Chris Roams



Travel, Adventures, and Photography

Desolation

I'm somewhere in Death Valley, below sea level, heading towards Furnace Creek and the campground there, about 50 miles to the north. Theoretically I could just throw a tent up just about anywhere here and nobody would care, but this is technically a dry riverbed. If and when it does rain up in the mountains it is prone to very suddenly becoming a wet riverbed again, and I can't pick up any weatherband stations out here to know what's going on in the mountains.

I originally stopped because I saw some lights out across the flats where there shouldn't be lights. I figured I would stop for a while and see if I could figure out what they were. It's only a little after 7:00 in the evening here, but it has been so long since I've seen another car that I feel like it's 3:00 in the morning and nobody else should be awake. I've been here before, but that was in June and during the day, with 120° temperatures. Opening the car door then was like opening the door to an oven. Now, in the middle of winter, at night, it is completely different. The only thing that hits you when you open the door is the complete silence. There is no background rumble of distant highways or jets cruising overhead. Looking around the whole sky I can't see the telltale flashing lights from any airplanes, but I can see more stars than I ever have before. There are no birds chirping, or frogs croaking, or insects buzzing, or leaves rustling in the wind. There isn't even any wind. This is the most absolute, complete, perfect silence imaginable.

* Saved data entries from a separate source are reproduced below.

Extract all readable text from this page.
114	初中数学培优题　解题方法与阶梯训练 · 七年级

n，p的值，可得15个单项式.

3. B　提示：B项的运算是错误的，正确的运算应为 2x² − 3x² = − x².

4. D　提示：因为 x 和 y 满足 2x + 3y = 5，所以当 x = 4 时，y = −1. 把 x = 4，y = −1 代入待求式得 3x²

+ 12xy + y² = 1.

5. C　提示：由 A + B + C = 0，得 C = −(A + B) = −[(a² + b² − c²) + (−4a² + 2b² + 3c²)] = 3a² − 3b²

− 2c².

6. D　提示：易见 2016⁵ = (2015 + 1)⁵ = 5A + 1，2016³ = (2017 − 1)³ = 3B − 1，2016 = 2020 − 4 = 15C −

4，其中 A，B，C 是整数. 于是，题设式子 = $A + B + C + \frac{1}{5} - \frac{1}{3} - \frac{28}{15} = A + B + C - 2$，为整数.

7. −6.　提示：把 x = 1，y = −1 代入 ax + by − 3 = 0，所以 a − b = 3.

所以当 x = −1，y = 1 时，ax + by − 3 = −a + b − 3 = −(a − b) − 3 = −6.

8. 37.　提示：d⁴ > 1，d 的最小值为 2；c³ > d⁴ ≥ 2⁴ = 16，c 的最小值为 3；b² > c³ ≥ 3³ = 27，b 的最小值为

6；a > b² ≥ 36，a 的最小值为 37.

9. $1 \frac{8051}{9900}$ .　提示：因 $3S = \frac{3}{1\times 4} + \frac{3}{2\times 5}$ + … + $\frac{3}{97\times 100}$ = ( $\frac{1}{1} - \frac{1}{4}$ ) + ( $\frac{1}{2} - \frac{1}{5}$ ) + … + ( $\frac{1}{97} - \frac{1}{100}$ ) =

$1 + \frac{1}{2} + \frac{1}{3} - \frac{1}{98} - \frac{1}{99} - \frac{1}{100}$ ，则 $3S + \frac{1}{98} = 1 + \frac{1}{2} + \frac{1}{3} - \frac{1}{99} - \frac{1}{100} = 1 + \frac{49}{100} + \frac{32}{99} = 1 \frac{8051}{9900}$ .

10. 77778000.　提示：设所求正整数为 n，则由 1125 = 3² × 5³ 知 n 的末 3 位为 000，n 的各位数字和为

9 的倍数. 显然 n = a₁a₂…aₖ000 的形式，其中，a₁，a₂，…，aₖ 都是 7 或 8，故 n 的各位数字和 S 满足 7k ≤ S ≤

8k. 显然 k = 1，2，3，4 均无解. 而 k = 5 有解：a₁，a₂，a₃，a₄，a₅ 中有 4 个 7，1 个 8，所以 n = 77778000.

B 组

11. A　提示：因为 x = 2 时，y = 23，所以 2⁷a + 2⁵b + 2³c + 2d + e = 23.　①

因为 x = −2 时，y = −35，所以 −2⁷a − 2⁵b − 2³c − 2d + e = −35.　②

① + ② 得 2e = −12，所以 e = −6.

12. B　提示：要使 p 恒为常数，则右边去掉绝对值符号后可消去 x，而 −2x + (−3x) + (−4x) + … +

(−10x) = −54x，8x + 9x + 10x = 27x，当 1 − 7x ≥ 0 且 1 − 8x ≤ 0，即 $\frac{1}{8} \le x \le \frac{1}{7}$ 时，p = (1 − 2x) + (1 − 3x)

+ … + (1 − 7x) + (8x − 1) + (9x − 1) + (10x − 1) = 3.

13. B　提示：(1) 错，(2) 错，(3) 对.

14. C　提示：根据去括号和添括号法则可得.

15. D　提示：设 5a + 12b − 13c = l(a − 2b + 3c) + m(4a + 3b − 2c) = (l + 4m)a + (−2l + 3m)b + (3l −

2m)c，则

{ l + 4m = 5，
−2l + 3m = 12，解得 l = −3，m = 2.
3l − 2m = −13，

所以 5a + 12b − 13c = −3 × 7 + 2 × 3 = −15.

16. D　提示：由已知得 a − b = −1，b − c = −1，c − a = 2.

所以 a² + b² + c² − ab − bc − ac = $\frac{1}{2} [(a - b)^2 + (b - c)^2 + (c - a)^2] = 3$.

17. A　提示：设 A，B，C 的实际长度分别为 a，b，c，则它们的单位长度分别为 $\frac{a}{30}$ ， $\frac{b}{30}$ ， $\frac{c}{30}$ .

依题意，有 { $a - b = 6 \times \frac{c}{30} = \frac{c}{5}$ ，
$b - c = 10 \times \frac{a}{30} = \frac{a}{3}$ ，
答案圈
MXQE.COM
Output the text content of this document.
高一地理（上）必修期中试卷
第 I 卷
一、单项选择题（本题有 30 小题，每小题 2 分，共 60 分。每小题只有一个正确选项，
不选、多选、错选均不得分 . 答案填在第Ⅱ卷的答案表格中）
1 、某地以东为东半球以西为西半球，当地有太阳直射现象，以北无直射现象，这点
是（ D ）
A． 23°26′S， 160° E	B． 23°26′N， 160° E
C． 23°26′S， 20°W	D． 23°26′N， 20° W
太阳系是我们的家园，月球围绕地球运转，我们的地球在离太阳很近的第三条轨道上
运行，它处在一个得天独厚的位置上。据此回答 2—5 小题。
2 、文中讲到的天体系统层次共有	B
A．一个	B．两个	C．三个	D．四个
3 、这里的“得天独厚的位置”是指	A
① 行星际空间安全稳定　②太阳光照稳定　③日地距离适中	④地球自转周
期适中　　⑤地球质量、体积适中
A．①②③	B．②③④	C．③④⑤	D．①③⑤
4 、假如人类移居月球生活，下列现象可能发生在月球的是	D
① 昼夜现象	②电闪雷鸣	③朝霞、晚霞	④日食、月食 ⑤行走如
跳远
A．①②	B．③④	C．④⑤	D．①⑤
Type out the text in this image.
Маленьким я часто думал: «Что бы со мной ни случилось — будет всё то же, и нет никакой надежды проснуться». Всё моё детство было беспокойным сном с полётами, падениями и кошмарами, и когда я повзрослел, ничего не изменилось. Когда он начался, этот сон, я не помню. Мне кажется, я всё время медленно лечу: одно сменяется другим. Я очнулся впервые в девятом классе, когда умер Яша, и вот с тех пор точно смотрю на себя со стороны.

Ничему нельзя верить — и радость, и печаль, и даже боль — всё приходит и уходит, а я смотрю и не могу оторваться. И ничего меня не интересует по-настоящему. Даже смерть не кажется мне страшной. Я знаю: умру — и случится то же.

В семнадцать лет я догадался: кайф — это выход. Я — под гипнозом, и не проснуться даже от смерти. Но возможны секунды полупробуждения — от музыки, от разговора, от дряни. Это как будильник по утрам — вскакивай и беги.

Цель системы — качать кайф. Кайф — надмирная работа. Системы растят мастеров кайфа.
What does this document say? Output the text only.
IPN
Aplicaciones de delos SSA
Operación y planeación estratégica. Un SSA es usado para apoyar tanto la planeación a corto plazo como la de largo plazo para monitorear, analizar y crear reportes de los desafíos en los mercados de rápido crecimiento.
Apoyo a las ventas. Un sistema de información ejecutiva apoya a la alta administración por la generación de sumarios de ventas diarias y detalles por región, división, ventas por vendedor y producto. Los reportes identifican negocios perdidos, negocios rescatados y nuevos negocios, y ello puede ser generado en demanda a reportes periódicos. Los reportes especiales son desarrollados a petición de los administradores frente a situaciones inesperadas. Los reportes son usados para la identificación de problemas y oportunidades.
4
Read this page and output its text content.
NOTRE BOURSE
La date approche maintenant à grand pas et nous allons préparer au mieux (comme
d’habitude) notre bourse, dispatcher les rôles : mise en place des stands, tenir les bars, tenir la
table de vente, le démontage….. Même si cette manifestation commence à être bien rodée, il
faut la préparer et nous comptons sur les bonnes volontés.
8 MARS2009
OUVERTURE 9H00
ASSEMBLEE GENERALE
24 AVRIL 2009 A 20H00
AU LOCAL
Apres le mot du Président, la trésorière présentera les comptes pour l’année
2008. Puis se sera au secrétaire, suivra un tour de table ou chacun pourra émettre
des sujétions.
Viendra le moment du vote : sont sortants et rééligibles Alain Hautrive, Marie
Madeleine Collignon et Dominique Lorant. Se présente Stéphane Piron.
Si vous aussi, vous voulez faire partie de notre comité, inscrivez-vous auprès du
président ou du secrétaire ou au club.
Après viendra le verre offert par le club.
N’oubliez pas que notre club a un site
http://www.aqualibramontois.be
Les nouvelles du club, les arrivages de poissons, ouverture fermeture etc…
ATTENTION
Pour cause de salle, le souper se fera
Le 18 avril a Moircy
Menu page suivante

I've been driving across various deserts all day at this point. The "big storm" that was predicted for Flagstaff this weekend is now predicted to be a few snow flurries. I didn't stick around though, I spent too much time there already and my calf muscles are still too worn out from the Canyon to try another mountain right away. I resupplied this morning and went west some more. I know I'm in California now, but I'm not sure how I got here. Rather than sticking to the highway I jumped off and crossed the Mojave on backroads. I really like backroad desert driving. I like that traffic can be measures in miles per car rather than cars per mile, that there aren't signs every 20 feet to tell you where to go and how to get there, that nobody bothers with billboards because there's nobody to read them, and that you can see for miles and miles and miles in every direction. Well, at some point I crossed into California only nobody bothered to put up a sign to inform me, but I don't mind. I figured it out when I saw gas was up over $2 a gallon again. So here I am, driving across another desert listening to the silence and watching the little lights in the distance chase each other around. I figure I'll stick around here for a day or two and then either head up to Mt Whitney or back down to Flagstaff and Humphrey's Peak once I'm good and ready.

PS: In the hour that I spent here on the side of the road watching the lights, sorting through the day's pictures, and writing this post not a single car has passed in either direction. I am so very glad that I have a trunk filled with everything I could need to survive out here. Help would be a long time coming if the car broke down.